Dr. Rebekka Reinhard
Founder & Editorial Director, human
I ain’t no fortune teller! But I hope that the focus will shift from innovation for innovation’s sake to solving concrete problems – whether in medicine, like cancer research, or in creative industries, like media. I also hope it will be a time of reckoning, when ethical considerations and regulatory frameworks catch up with technological advances. Questions about the role of AI in the public sphere – deep and shallow fakes, privacy, bias, agency – are likely to dominate the discourse. We’ll need to balance rapid technological adoption with the protection of fundamental human values. And we need an answer to the question that Nobel Prize-winning economist Daron Acemoglu keeps insisting on: “What do we want from machines?”
Greg Verdino
Chief Operating Officer, CognitivePath
Generative AI itself will no longer be a “revolution.” We may already be reaching “peak LLM” and – as impressive as they can be – generative AI tools alone rarely live up to their promise. The future won’t be about squeezing every last bit of performance from a single approach. It’ll be about building sophisticated hybrid systems that combine reactive, predictive, generative, and agentic AI – and probably other technologies altogether – to deliver holistic technology-driven solutions to increasingly complex challenges.
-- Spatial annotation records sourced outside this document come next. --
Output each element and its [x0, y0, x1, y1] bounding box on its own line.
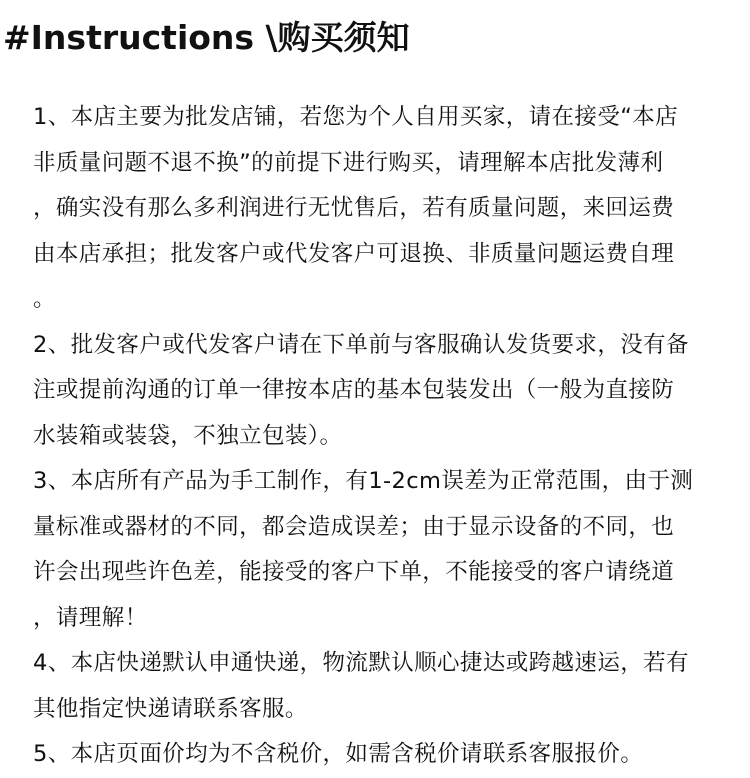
- instruction-line: 其他指定快递请联系客服。: [33, 695, 308, 722]
- instruction-line: 非质量问题不退不换”的前提下进行购买，请理解本店批发薄利: [33, 149, 664, 176]
- instruction-line: ，确实没有那么多利润进行无忧售后，若有质量问题，来回运费: [33, 195, 675, 221]
- instruction-line: 由本店承担；批发客户或代发客户可退换、非质量问题运费自理: [33, 240, 675, 267]
- instruction-line: 2、批发客户或代发客户请在下单前与客服确认发货要求，没有备: [33, 331, 689, 358]
- instruction-line: 注或提前沟通的订单一律按本店的基本包装发出（一般为直接防: [33, 377, 675, 403]
- instruction-line: 5、本店页面价均为不含税价，如需含税价请联系客服报价。: [33, 741, 644, 767]
- instructions-body: [33, 95, 723, 778]
- instruction-line: 1、本店主要为批发店铺，若您为个人自用买家，请在接受“本店: [33, 104, 679, 130]
- instruction-line: 。: [33, 286, 56, 312]
- instruction-line: 量标准或器材的不同，都会造成误差；由于显示设备的不同，也: [33, 513, 675, 540]
- instruction-line: 许会出现些许色差，能接受的客户下单，不能接受的客户请绕道: [33, 559, 675, 585]
- instruction-line: ，请理解！: [33, 604, 148, 631]
- instruction-line: 水装箱或装袋，不独立包装）。: [33, 422, 343, 449]
- page-title: #Instructions \购买须知: [3, 18, 410, 57]
- instruction-line: 3、本店所有产品为手工制作，有1-2cm误差为正常范围，由于测: [33, 468, 694, 494]
- instruction-line: 4、本店快递默认申通快递，物流默认顺心捷达或跨越速运，若有: [33, 650, 689, 676]
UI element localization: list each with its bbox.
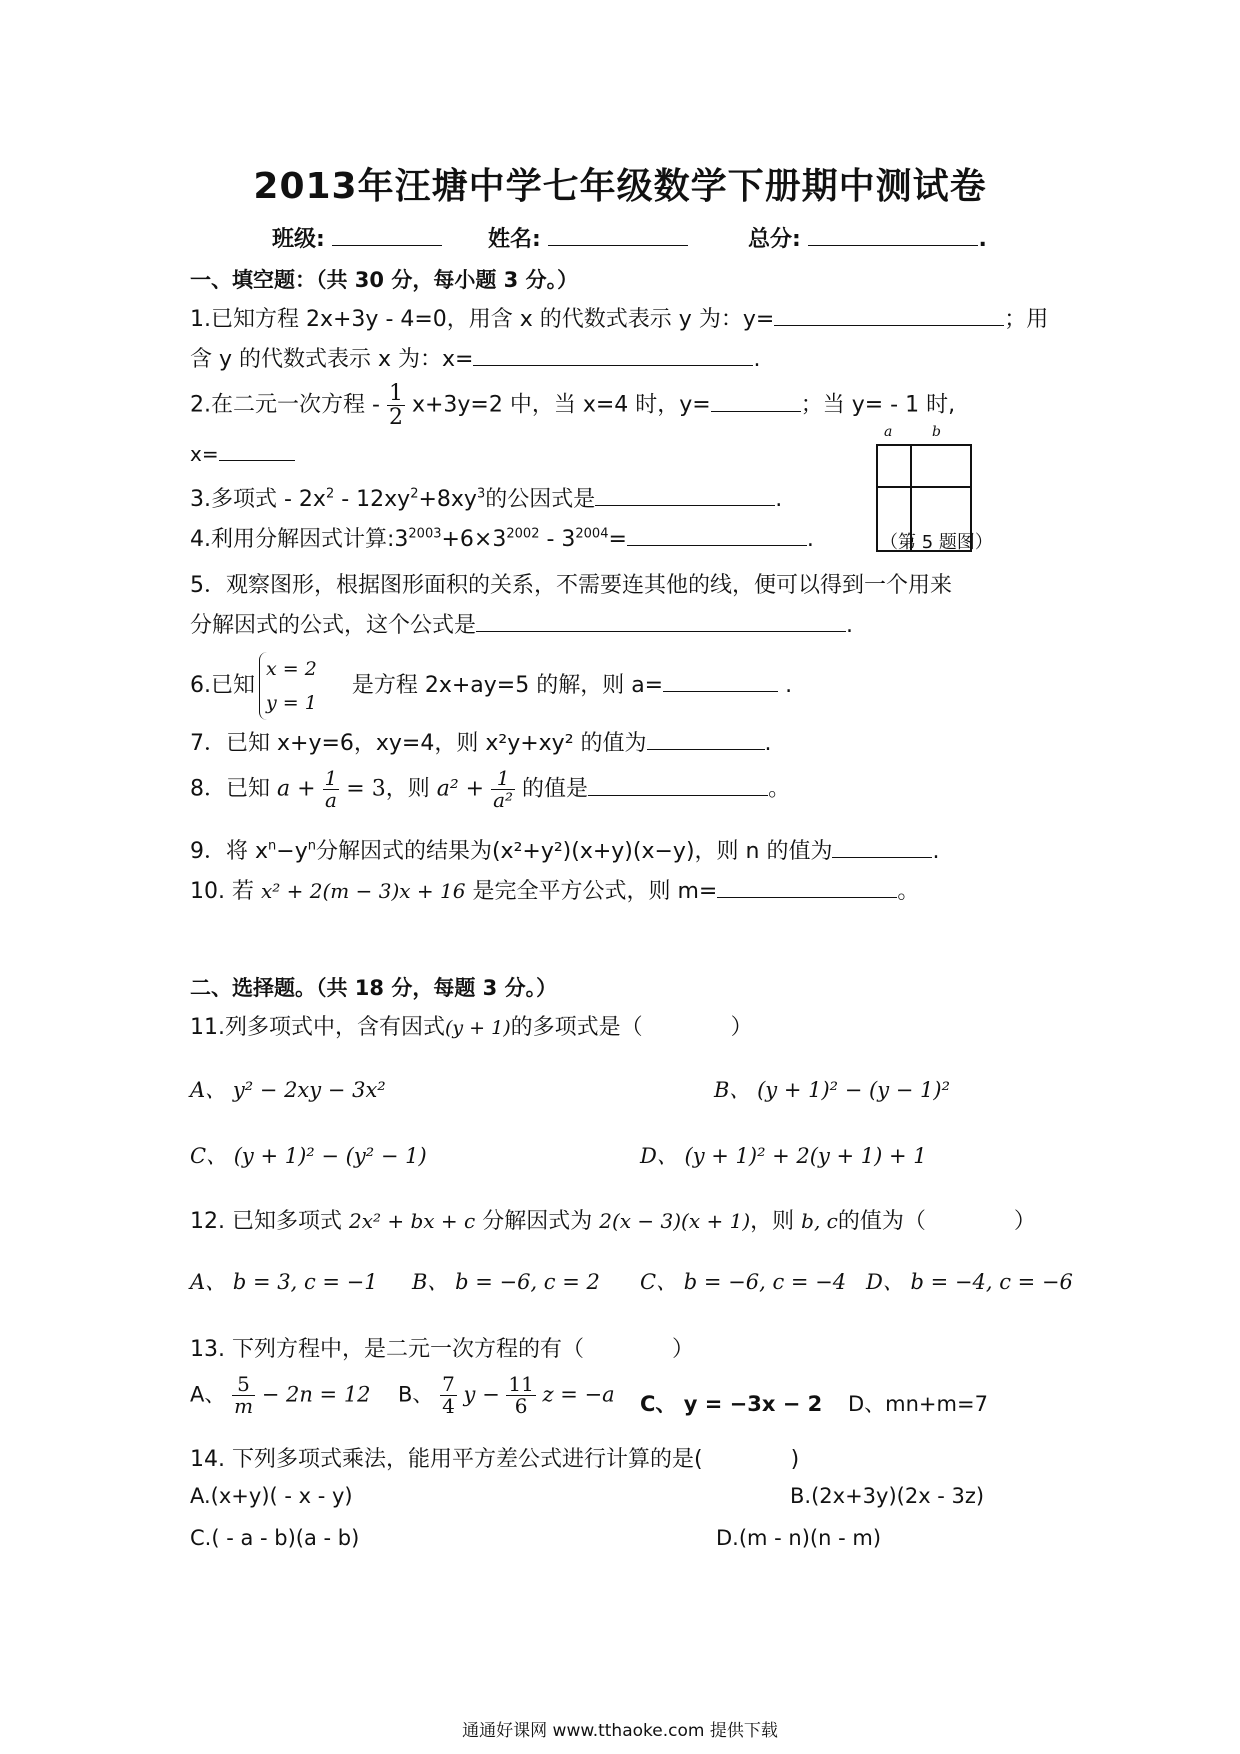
q10-expression: x² + 2(m − 3)x + 16 <box>260 879 466 903</box>
q13-a-label: A、 <box>190 1382 226 1407</box>
q12-option-d[interactable]: D、 b = −4, c = −6 <box>866 1270 1073 1294</box>
q9-sup-d: n <box>307 838 316 854</box>
q1-text-a: 1.已知方程 2x+3y - 4=0，用含 x 的代数式表示 y 为：y= <box>190 307 775 332</box>
question-2-line-2 <box>190 440 295 466</box>
q14-option-d[interactable]: D.(m - n)(n - m) <box>716 1526 882 1550</box>
question-9 <box>190 834 939 865</box>
q2-text-b: x+3y=2 中，当 x=4 时，y= <box>411 392 711 418</box>
q13-a-rest: − 2n = 12 <box>261 1382 371 1407</box>
q4-text-a: 4.利用分解因式计算:3 <box>190 527 409 552</box>
question-3 <box>190 482 782 513</box>
score-field: 总分: . <box>748 227 987 252</box>
q4-sup-f: 2004 <box>575 526 609 542</box>
page-title: 2013年汪塘中学七年级数学下册期中测试卷 <box>253 166 987 207</box>
section-1-heading: 一、填空题：（共 30 分，每小题 3 分。） <box>190 268 579 292</box>
q8-frac1-den: a <box>324 788 337 812</box>
q13-option-a[interactable] <box>190 1374 371 1417</box>
question-13: 13. 下列方程中，是二元一次方程的有（ ） <box>190 1337 694 1362</box>
q7-text-b: . <box>764 731 772 756</box>
q11-stem: 11.列多项式中，含有因式 <box>190 1015 445 1040</box>
q6-equation-system <box>259 652 317 720</box>
q8-expr-b: a + <box>277 776 316 802</box>
q11-option-a[interactable]: A、 y² − 2xy − 3x² <box>190 1078 386 1102</box>
q4-text-g: = <box>608 527 627 552</box>
q13-option-c[interactable]: C、 y = −3x − 2 <box>640 1392 823 1416</box>
q9-text-f: . <box>932 839 940 864</box>
class-blank[interactable] <box>332 225 442 246</box>
q8-frac1-num: 1 <box>324 766 338 790</box>
q1-text-c: 含 y 的代数式表示 x 为：x= <box>190 347 474 372</box>
q10-text-a: 10. 若 <box>190 879 254 904</box>
q8-text-c: = 3，则 <box>346 776 430 802</box>
q4-text-h: . <box>806 527 814 552</box>
q14-option-b[interactable]: B.(2x+3y)(2x - 3z) <box>790 1484 985 1508</box>
q8-fraction-1 <box>323 768 340 811</box>
q1-text-b: ；用 <box>1004 307 1049 332</box>
q13-option-d[interactable]: D、mn+m=7 <box>848 1392 988 1416</box>
figure-horizontal-line <box>878 486 970 488</box>
q13-b-fraction-2 <box>506 1374 535 1417</box>
q6-text-b: 是方程 2x+ay=5 的解，则 a= <box>351 673 664 698</box>
q1-blank-x[interactable] <box>473 345 753 366</box>
q12-option-c[interactable]: C、 b = −6, c = −4 <box>640 1270 847 1294</box>
q2-text-c: ；当 y= - 1 时, <box>800 392 956 418</box>
q9-text-c: −y <box>276 839 308 864</box>
question-10 <box>190 874 919 905</box>
q12-option-a[interactable]: A、 b = 3, c = −1 <box>190 1270 378 1294</box>
score-blank[interactable] <box>808 225 978 246</box>
q13-b-rest: z = −a <box>542 1382 615 1407</box>
q13-b-den-2: 6 <box>514 1394 528 1418</box>
q3-text-c: - 12xy <box>334 487 411 512</box>
name-field <box>488 222 688 253</box>
q3-sup-f: 3 <box>476 486 486 502</box>
q12-factored: 2(x − 3)(x + 1) <box>599 1209 751 1233</box>
q3-text-h: . <box>775 487 783 512</box>
q9-sup-b: n <box>268 838 277 854</box>
figure-label-a: a <box>884 424 893 440</box>
q3-text-g: 的公因式是 <box>485 487 596 512</box>
q8-text-a: 8．已知 <box>190 776 270 802</box>
question-7 <box>190 726 772 757</box>
footer-source: 通通好课网 www.tthaoke.com 提供下载 <box>462 1721 778 1741</box>
q13-b-label: B、 <box>398 1382 434 1407</box>
q6-system-line-1: x = 2 <box>266 658 317 680</box>
question-12 <box>190 1204 1036 1235</box>
q7-blank[interactable] <box>647 729 765 750</box>
q13-option-b[interactable] <box>398 1374 615 1417</box>
name-label: 姓名: <box>488 227 541 252</box>
q12-tail: ，则 <box>750 1209 795 1234</box>
q4-text-c: +6×3 <box>441 527 507 552</box>
q4-sup-b: 2003 <box>408 526 442 542</box>
q13-b-mid: y − <box>463 1382 500 1407</box>
class-field <box>272 222 442 253</box>
q1-text-d: . <box>753 347 761 372</box>
question-11 <box>190 1010 753 1041</box>
q13-a-fraction <box>232 1374 255 1417</box>
question-14: 14. 下列多项式乘法，能用平方差公式进行计算的是( ) <box>190 1447 800 1472</box>
q6-blank[interactable] <box>663 671 778 692</box>
q11-option-b[interactable]: B、 (y + 1)² − (y − 1)² <box>714 1078 951 1102</box>
q12-polynomial: 2x² + bx + c <box>348 1209 476 1233</box>
q2-text-d: x= <box>190 442 219 466</box>
question-1-line-2 <box>190 342 760 373</box>
q14-option-c[interactable]: C.( - a - b)(a - b) <box>190 1526 360 1550</box>
q12-end: 的值为（ ） <box>837 1209 1036 1234</box>
q8-blank[interactable] <box>588 775 768 796</box>
q13-a-den: m <box>234 1394 254 1418</box>
q3-sup-d: 2 <box>410 486 419 502</box>
q2-frac-num: 1 <box>388 381 403 406</box>
question-2-line-1 <box>190 382 955 429</box>
q8-frac2-den: a² <box>493 788 514 812</box>
q9-text-e: 分解因式的结果为(x²+y²)(x+y)(x−y)，则 n 的值为 <box>315 839 833 864</box>
score-label: 总分: <box>748 227 801 252</box>
q8-frac2-num: 1 <box>491 768 515 790</box>
q9-blank[interactable] <box>832 837 932 858</box>
q7-text-a: 7．已知 x+y=6，xy=4，则 x²y+xy² 的值为 <box>190 731 647 756</box>
q10-blank[interactable] <box>717 877 897 898</box>
question-1-line-1 <box>190 302 1048 333</box>
class-label: 班级: <box>272 227 325 252</box>
q8-text-e: 的值是 <box>522 776 589 802</box>
name-blank[interactable] <box>548 225 688 246</box>
q12-mid: 分解因式为 <box>482 1209 593 1234</box>
q1-blank-y[interactable] <box>774 305 1004 326</box>
q3-sup-b: 2 <box>325 486 335 502</box>
q11-factor: (y + 1) <box>445 1017 511 1039</box>
question-5-line-1: 5．观察图形，根据图形面积的关系，不需要连其他的线，便可以得到一个用来 <box>190 573 952 598</box>
question-6 <box>190 652 792 720</box>
q2-blank-y[interactable] <box>711 391 801 412</box>
q3-text-e: +8xy <box>418 487 477 512</box>
figure-caption: （第 5 题图） <box>880 532 993 553</box>
q6-text-c: . <box>785 673 793 698</box>
q6-text-a: 6.已知 <box>190 673 255 698</box>
q14-option-a[interactable]: A.(x+y)( - x - y) <box>190 1484 353 1508</box>
q3-text-a: 3.多项式 - 2x <box>190 487 326 512</box>
q8-expr-d: a² + <box>436 776 485 802</box>
q13-b-num-2: 11 <box>508 1372 534 1396</box>
q13-a-num: 5 <box>232 1374 255 1396</box>
question-5-line-2 <box>190 608 853 639</box>
q12-option-b[interactable]: B、 b = −6, c = 2 <box>412 1270 600 1294</box>
q10-text-c: 是完全平方公式，则 m= <box>472 879 718 904</box>
q8-fraction-2 <box>491 768 515 811</box>
question-8 <box>190 768 790 811</box>
q2-blank-x[interactable] <box>219 440 295 461</box>
q4-blank[interactable] <box>627 525 807 546</box>
q2-frac-den: 2 <box>388 405 403 431</box>
q5-blank[interactable] <box>476 611 846 632</box>
q2-text-a: 2.在二元一次方程 - <box>190 392 380 418</box>
figure-label-b: b <box>932 424 941 440</box>
q13-b-num-1: 7 <box>442 1372 455 1396</box>
question-4 <box>190 522 814 553</box>
q3-blank[interactable] <box>595 485 775 506</box>
q10-text-d: 。 <box>897 879 920 904</box>
q11-option-c[interactable]: C、 (y + 1)² − (y² − 1) <box>190 1144 427 1168</box>
q9-text-a: 9．将 x <box>190 839 269 864</box>
q4-sup-d: 2002 <box>506 526 540 542</box>
q4-text-e: - 3 <box>539 527 576 552</box>
q13-b-fraction-1 <box>440 1374 457 1417</box>
q11-option-d[interactable]: D、 (y + 1)² + 2(y + 1) + 1 <box>640 1144 927 1168</box>
q13-b-den-1: 4 <box>442 1394 455 1418</box>
q5-text-b: 分解因式的公式，这个公式是 <box>190 613 477 638</box>
q6-system-line-2: y = 1 <box>266 692 317 714</box>
q2-fraction <box>387 382 405 429</box>
q12-bc: b, c <box>801 1209 838 1233</box>
q8-text-f: 。 <box>768 776 791 802</box>
q11-tail: 的多项式是（ ） <box>510 1015 753 1040</box>
q12-stem: 12. 已知多项式 <box>190 1209 342 1234</box>
q5-text-c: . <box>846 613 854 638</box>
section-2-heading: 二、选择题。（共 18 分，每题 3 分。） <box>190 976 558 1000</box>
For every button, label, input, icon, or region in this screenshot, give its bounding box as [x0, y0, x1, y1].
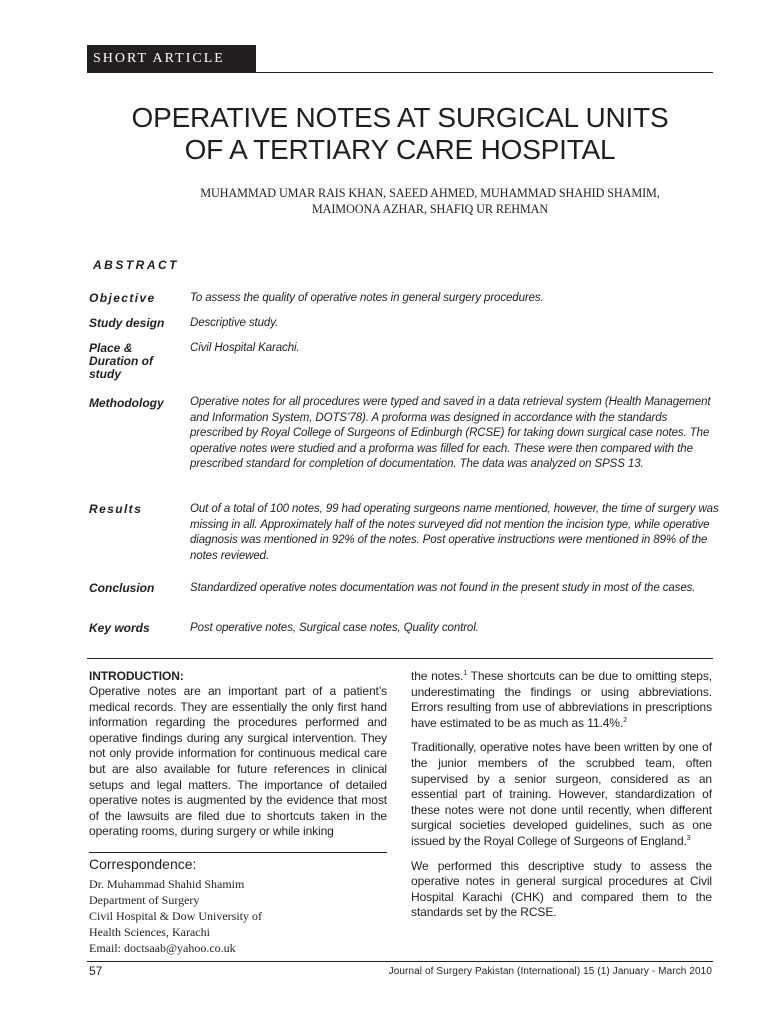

Companies that make this leap will have a shot at seizing AI’s truly transformative potential. But here’s the kicker: if they don’t address their messy data, calcified culture, siloed structure, and “last century” strategy, AI won’t save them. It just might hammer the last nail into their coffin. And as demands for transparency and ethical use keep growing, those who dive in without a a clear North Star are in for a rude awakening. In the end, AI will either be your competitive edge or the mirror that reflects your biggest flaws.